Ma poi, è l’intera materia dell’antiriciclaggio che andrebbe sottoposta a riflessione. Resta un perno la segnalazione delle operazioni sospette da parte delle banche e degli altri intermediari che vi sono tenuti, insieme con gli obblighi di identificazione e registrazione di tutte le operazioni eccedenti il limite di legge.

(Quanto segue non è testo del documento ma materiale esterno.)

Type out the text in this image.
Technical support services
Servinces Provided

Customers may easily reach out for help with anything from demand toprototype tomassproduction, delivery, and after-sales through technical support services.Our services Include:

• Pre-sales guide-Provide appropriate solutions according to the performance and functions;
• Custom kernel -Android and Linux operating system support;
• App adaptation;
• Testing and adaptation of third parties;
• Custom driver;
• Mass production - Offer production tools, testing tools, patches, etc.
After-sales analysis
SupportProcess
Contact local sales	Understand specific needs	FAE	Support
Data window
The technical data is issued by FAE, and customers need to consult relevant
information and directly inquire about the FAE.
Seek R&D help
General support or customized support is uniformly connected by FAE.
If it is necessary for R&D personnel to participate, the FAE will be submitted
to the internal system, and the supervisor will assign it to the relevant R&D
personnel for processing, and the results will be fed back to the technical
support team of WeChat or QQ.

Tuttavia, da un lato occorrerebbe sapere di più delle decine di migliaia di segnalazioni che vengono effettuate annualmente agli organi competenti e, dall’altro, chiedersi se proprio nella mole delle segnalazioni non si nasconda il virus della ininfluenza che, nell’affermativa, dovrebbe indurre a progettare misure integrative e selezioni delle segnalazioni stesse, alcune delle quali possono essere effettuate solo per il classico intento di discarico di responsabilità senza che esistano minimi elementi a fondamento. Sul versante della collaborazione attiva del sistema bancario e finanziario si può fare di più, sempre sulla base del principio che enunciò l’allora Governatore Carlo Azeglio Ciampi secondo il quale la dotazione di strutture organizzative e di procedure da parte degli intermediari per collaborare all’azione di prevenzione e di contrasto di questi illeciti deve essere intesa come investimento per la stabilità dell’intermediario, per poter competere in reputazione. Una convention per mettere a punto una rivisitazione, a distanza di oltre venti anni dalla prima normativa antiriciclaggio, che veda tutte le parti interessate, sarebbe importante. In altri momenti della storia recente in questo campo sono stati compiuti significativi progressi, a partire alla progettazione e dalle iniziative pionieristiche dell’allora Ufficio italiano dei Cambi. Ora ci si può basare anche sull’estesa collaborazione internazionale per combattere, non isolati, una battaglia che richiede una estesa interdisciplinarità.